The Arbitrary World of EU judges

As we've noted before, the EU is in desperate need of a single patent - virtually overnight, such a patent would boost competitiveness and growth and attract innovation, not least by cutting costs for SMEs. It's currently around 15 times more expensive to obtain a patent across the EU than obtaining patent protection in the US. Or to illustrate using other estimates: a patent validated in 13 EU countries costs as much as €20,000, of which nearly €14,000 arises from translation alone (according to the European Commission).

So it was welcome news when EU leaders agreed to press ahead with an EU patent, despite the silly opposition from Spain and Italy.

But apparently, the ECJ - the omnipotent (or so it thinks) EU court seated in Luxembourg - has different ideas. It now says that establishing a new court to judge patent litigations - which was part of the proposal for a single EU patent - is incompatible with EU law.

The ECJ is worried that giving some judiciary powers over patents to a 'non-EU institution' raises questions over....wait for it...checks and balances.

We don't suggest that EU law is arbitrary (not that we would), but let's see if we got this straight. Establish three new EU financial supervisors - through a qualified majority vote - with binding powers over national supervisors in seven broad areas, and the mandate to interpret (i.e. quasi-judicial powers), apply and enforce provisions in over 20 separate EU laws (including initiating dawn raids against individual firms in the case of credit rating agencies) is no problem. But it's not okay to establish a Court looking only at patents? Meanwhile, it's okay to switch legal bases in various ways (data retention magically becomes a Single Market issue, eliminating national vetoes, working time becomes a health & safety provision, etc.).

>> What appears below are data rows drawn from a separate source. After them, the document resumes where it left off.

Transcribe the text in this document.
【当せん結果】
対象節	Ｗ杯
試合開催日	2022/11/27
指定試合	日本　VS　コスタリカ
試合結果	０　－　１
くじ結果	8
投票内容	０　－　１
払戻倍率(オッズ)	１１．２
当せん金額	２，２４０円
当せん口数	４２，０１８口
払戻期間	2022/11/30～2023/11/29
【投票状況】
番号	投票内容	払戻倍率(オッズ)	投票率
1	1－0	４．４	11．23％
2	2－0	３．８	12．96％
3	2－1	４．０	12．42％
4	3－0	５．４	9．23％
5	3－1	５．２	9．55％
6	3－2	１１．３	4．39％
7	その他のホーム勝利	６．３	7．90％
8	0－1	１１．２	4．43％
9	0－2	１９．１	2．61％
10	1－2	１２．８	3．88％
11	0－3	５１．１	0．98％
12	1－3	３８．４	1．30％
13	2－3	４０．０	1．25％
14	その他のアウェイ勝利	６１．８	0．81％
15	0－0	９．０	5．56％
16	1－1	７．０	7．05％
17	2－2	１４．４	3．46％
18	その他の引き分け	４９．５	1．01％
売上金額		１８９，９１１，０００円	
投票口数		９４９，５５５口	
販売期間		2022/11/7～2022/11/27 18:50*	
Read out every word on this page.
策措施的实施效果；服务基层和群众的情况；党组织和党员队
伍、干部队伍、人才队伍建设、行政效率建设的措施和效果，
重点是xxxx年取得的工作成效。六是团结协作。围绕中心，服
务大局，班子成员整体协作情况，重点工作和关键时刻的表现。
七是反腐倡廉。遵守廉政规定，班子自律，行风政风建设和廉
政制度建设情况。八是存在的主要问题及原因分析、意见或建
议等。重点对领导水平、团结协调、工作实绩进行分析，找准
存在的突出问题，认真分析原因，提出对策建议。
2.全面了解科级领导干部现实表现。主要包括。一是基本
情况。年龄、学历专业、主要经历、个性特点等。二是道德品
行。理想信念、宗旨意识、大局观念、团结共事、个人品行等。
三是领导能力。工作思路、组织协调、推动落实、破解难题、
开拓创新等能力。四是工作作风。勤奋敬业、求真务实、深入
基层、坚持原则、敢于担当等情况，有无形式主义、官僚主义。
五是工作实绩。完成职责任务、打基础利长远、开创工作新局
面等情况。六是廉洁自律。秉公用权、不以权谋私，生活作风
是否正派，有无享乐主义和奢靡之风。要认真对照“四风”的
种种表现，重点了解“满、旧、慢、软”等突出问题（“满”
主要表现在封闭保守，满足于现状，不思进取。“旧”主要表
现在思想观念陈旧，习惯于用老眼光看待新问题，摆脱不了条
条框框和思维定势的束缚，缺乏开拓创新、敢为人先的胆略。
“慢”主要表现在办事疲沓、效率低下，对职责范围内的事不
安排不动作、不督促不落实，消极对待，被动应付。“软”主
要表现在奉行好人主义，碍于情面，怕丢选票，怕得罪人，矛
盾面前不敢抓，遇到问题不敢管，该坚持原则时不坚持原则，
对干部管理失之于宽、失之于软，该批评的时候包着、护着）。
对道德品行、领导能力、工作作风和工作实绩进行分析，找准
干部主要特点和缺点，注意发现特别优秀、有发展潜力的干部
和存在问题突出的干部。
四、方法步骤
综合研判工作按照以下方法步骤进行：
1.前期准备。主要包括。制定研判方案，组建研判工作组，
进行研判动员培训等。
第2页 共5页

There's a huge amount of arbitrary government in the ECJ's reasoning. If the Luxembourg judges were consistent, we would applaud their new found appreciation for checks-and-balances, but they're quite clearly not.

Sadly, it's the European economy and recovery that will suffer.

Now, if it is indeed the case that the ECJ is concerned about a body whose status as a non-EU institution is unclear, and about the absence of clear guarantees about how it would be bound by EU law and what kind of checks and balances would apply to it - which were all concerns flagged by the ECJ - then such concerns must apply to other bodies with similar a status as well, correct?

As it has turns out, the European Financial Stability Facility - the eurozone's €440 billion bail-out fund - is a non-EU institution, it's unclear whether it's bound by EU law (i.e. the no bail-out clause) and it's even more unclear what checks and balances apply to it (for certain no Parliamentary control).

So the EFSF must be illegal too right? Or are we missing something?